Uma prova de que a Câmara transformou-se de fato num cassino é a vasta liberação, em paralelo, das emendas impositivas. Um levantamento do site Contas Abertas, divulgado ontem, revelou que, só nos dez primeiros dias de julho, o Executivo liberou R$ 2,67 bilhões – 50% a mais do que fizera em todo o primeiro semestre.

Também segundo a Folha, o governo abriu uma outra torneira de favores relacionados à tramitação “vitoriosa” da Contrarreforma da Previdência: a das nomeações para cargos públicos. Diversos parlamentares relataram ao jornal que mais de 300 indicações para postos de confiança (os de remuneração mais alta, no Estado) estavam travadas – e começaram a ser liberadas exatamente nos dias das votações no Congresso.

As derrotas deveriam ensinar. A transformação do Congresso Nacional num cassino desmente o pilar principal do discurso bolsonarista.
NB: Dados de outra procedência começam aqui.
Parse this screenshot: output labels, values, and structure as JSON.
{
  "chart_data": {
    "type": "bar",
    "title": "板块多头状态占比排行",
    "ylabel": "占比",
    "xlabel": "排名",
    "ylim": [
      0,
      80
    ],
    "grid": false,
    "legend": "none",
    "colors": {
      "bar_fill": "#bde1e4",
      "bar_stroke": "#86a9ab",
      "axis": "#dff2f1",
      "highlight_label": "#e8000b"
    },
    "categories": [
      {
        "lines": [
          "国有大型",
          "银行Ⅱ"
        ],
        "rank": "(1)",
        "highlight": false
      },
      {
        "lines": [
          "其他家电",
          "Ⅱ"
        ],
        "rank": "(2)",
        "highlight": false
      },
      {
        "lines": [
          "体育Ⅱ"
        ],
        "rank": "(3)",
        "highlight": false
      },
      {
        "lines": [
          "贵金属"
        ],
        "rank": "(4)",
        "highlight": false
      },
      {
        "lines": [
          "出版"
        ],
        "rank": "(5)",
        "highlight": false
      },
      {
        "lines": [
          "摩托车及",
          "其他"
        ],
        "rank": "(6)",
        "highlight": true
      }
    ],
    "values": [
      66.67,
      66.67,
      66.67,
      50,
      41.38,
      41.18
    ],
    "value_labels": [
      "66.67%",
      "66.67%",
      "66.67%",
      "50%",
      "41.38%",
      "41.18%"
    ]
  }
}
As ideias de “nova política” e de combate ao establishment, que permitem ao presidente manter apoio importante, apesar da piora nítida das condições de vida, estão desmentidas. Mas a esquerda institucional tem enorme dificuldade em explorar esta brecha – em parte porque, no governo, serviu-se de expedientes semelhantes; e porque não ousa formular um projeto de Reforma Política que enfrente o fisiologismo – multiplicando, por exemplo, os mecanismos de democracia direta e participativa.

Este problema precisa ser resolvido, porque o segundo semestre será repleto de disputas decisivas. Entre os pontos em pauta, estará a Contrarreforma Tributária. Segundo a Folha, o ministro Paulo Guedes cogita a possibilidade de aderir à versão mais destrutiva e concentradora de riquezas da proposta. Ela elimina cinco tributos hoje pagas pelas empresas (Contribuição Previdenciária, IPI, PIS, Cofins, CSLL) trocando-as por uma hiper-CPMF (um imposto sobre transações financeiras), a ser paga por toda a sociedade. O maior entusiasta da proposta é o secretário especial da Receita Federal, Marcos Cintra. Os assessores de Guedes previam reunir-se ontem, para tentar uma definição.